In the Brasilia Declaration of 2003, the founding document of IBSA, the three members point out that they are ‘vibrant democracies’, yet the document does not contain any commitment to promote democracy or human rights, even though it includes a commitment to protect people against second-hand tobacco smoke. The declarations that have followed the four further IBSA summits – the most recent one was held in April 2010 – continue to proclaim the democratic credentials of the three member states, but still do not profess any commitment to promote democracy. By contrast, a commitment to human rights began appearing in the declaration made after the second summit in 2007. However, this commitment is always expressed with reference to IBSA states’ membership and commitment to the HRC as the appropriate forum for human rights issues. As discussed above, the HRC is a South-dominated enclave, which, rather than promote the cause of human rights, more often than not serves to ward off human rights criticism. IBSA's tepid commitment to human rights suggests that in a somehow reformed Security Council, in which these three states will most probably enjoy an enhanced position, the IBSA powers, alongside their undemocratic backers in Russia and China, will decline to defend human rights or will shuffle it off to the HRC where little will come of it.

South Africa's involvement in IBSA plays out the foreign policy pattern that should be familiar by now: increased solidarity with other developing countries; a broad commitment to liberal economic policies, coupled with an attempt to allow more room for the state; and little appetite to promote human rights or democracy elsewhere in the world.

Conclusion

South Africa's foreign policy has long been plagued by contradictions. This article tied one pole of this contradictoriness to liberal principles in order to study South Africa's engagement with four multilateral institutions (the Security Council, NEPAD, WTO and IBSA). It was shown that South African multilateralism frequently wavered in its commitment to liberal principles and that it was especially on matters of a political rather than an economic nature that South Africa moved away from its liberal commitments. The reasons for these departures from liberalism were said to reside, first, in South Africa's fraught position as an emerging middle power trying to mediate between the West and the developing world and, second, in the central struggles in the country's domestic politics.

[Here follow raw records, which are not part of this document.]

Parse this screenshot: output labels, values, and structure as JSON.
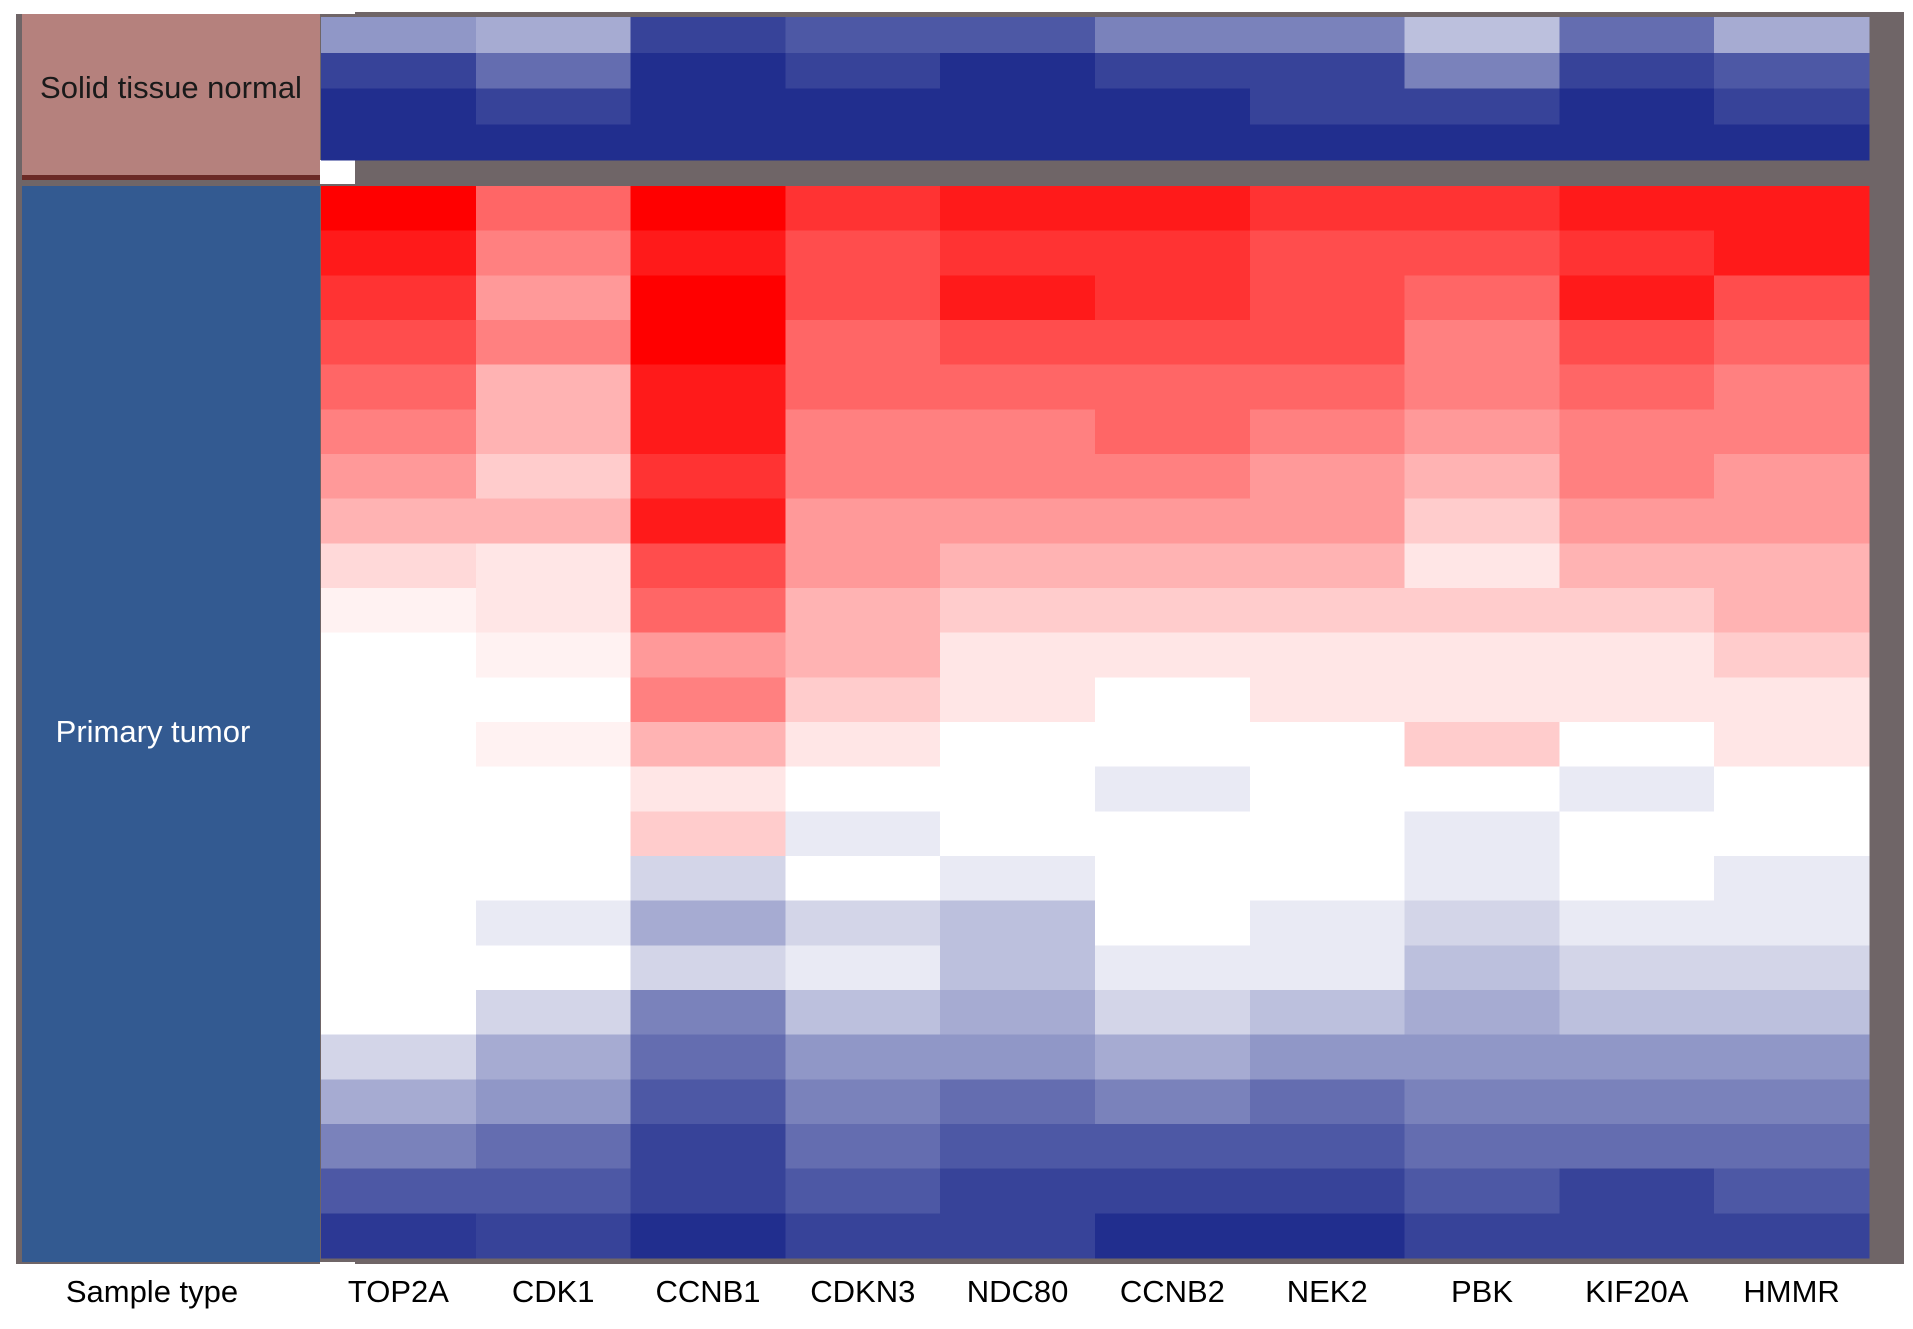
{
  "chart_data": {
    "type": "heatmap",
    "x_label": "Sample type",
    "categories": [
      "TOP2A",
      "CDK1",
      "CCNB1",
      "CDKN3",
      "NDC80",
      "CCNB2",
      "NEK2",
      "PBK",
      "KIF20A",
      "HMMR"
    ],
    "zlim": [
      -1,
      1
    ],
    "low_color": "#212e8e",
    "mid_color": "#ffffff",
    "high_color": "#ff0000",
    "groups": [
      {
        "name": "Solid tissue normal",
        "color": "#b5817d",
        "text_color": "#1a1a1a",
        "values": [
          [
            -0.5,
            -0.9,
            -1,
            -1
          ],
          [
            -0.4,
            -0.7,
            -0.9,
            -1
          ],
          [
            -0.9,
            -1,
            -1,
            -1
          ],
          [
            -0.8,
            -0.9,
            -1,
            -1
          ],
          [
            -0.8,
            -1,
            -1,
            -1
          ],
          [
            -0.6,
            -0.9,
            -1,
            -1
          ],
          [
            -0.6,
            -0.9,
            -0.9,
            -1
          ],
          [
            -0.3,
            -0.6,
            -0.9,
            -1
          ],
          [
            -0.7,
            -0.9,
            -1,
            -1
          ],
          [
            -0.4,
            -0.8,
            -0.9,
            -1
          ]
        ]
      },
      {
        "name": "Primary tumor",
        "color": "#335a91",
        "text_color": "#ffffff",
        "values": [
          [
            1,
            0.9,
            0.8,
            0.7,
            0.6,
            0.5,
            0.4,
            0.3,
            0.15,
            0.05,
            0,
            0,
            0,
            0,
            0,
            0,
            0,
            0,
            0,
            -0.2,
            -0.4,
            -0.6,
            -0.8,
            -0.95
          ],
          [
            0.6,
            0.5,
            0.4,
            0.5,
            0.3,
            0.3,
            0.2,
            0.3,
            0.1,
            0.1,
            0.05,
            0,
            0.05,
            0,
            0,
            0,
            -0.1,
            0,
            -0.2,
            -0.4,
            -0.5,
            -0.7,
            -0.8,
            -0.9
          ],
          [
            1,
            0.9,
            1,
            1,
            0.9,
            0.9,
            0.8,
            0.9,
            0.7,
            0.6,
            0.4,
            0.5,
            0.3,
            0.1,
            0.2,
            -0.2,
            -0.4,
            -0.2,
            -0.6,
            -0.7,
            -0.8,
            -0.9,
            -0.9,
            -1
          ],
          [
            0.8,
            0.7,
            0.7,
            0.6,
            0.6,
            0.5,
            0.5,
            0.4,
            0.4,
            0.3,
            0.3,
            0.2,
            0.1,
            0,
            -0.1,
            0,
            -0.2,
            -0.1,
            -0.3,
            -0.5,
            -0.6,
            -0.7,
            -0.8,
            -0.9
          ],
          [
            0.9,
            0.8,
            0.9,
            0.7,
            0.6,
            0.5,
            0.5,
            0.4,
            0.3,
            0.2,
            0.1,
            0.1,
            0,
            0,
            0,
            -0.1,
            -0.3,
            -0.3,
            -0.4,
            -0.5,
            -0.7,
            -0.8,
            -0.9,
            -0.9
          ],
          [
            0.9,
            0.8,
            0.8,
            0.7,
            0.6,
            0.6,
            0.5,
            0.4,
            0.3,
            0.2,
            0.1,
            0,
            0,
            -0.1,
            0,
            0,
            0,
            -0.1,
            -0.2,
            -0.4,
            -0.6,
            -0.8,
            -0.9,
            -1
          ],
          [
            0.8,
            0.7,
            0.7,
            0.7,
            0.6,
            0.5,
            0.4,
            0.4,
            0.3,
            0.2,
            0.1,
            0.1,
            0,
            0,
            0,
            0,
            -0.1,
            -0.1,
            -0.3,
            -0.5,
            -0.7,
            -0.8,
            -0.9,
            -1
          ],
          [
            0.8,
            0.7,
            0.6,
            0.5,
            0.5,
            0.4,
            0.3,
            0.2,
            0.1,
            0.2,
            0.1,
            0.1,
            0.2,
            0,
            -0.1,
            -0.1,
            -0.2,
            -0.3,
            -0.4,
            -0.5,
            -0.6,
            -0.7,
            -0.8,
            -0.9
          ],
          [
            0.9,
            0.8,
            0.9,
            0.7,
            0.6,
            0.5,
            0.5,
            0.4,
            0.3,
            0.2,
            0.1,
            0.1,
            0,
            -0.1,
            0,
            0,
            -0.1,
            -0.2,
            -0.3,
            -0.5,
            -0.6,
            -0.7,
            -0.9,
            -0.9
          ],
          [
            0.9,
            0.9,
            0.7,
            0.6,
            0.5,
            0.5,
            0.4,
            0.4,
            0.3,
            0.3,
            0.2,
            0.1,
            0.1,
            0,
            0,
            -0.1,
            -0.1,
            -0.2,
            -0.3,
            -0.5,
            -0.6,
            -0.7,
            -0.8,
            -0.9
          ]
        ]
      }
    ]
  }
}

An issue that remained in the background was the nature of South Africa's association with the developing world, as well as the alignments among developing countries themselves. Moreover, the changing power relations between the West and the developing world, which have been hastened by the global financial crisis of the late 2000s, were not remarked upon. It appears likely that the growing power of the developing world and the relative decline of the West will relieve pressure on South Africa to behave liberally. As it stands, liberal principles have already fallen victim to South Africa's desire to confront the West. Although departures from liberalism on the economic front may have progressive consequences, the clearest departures from liberal principles have come on more political issues. These departures from political liberalism threaten the hard-won gains in human rights and democratization of recent decades.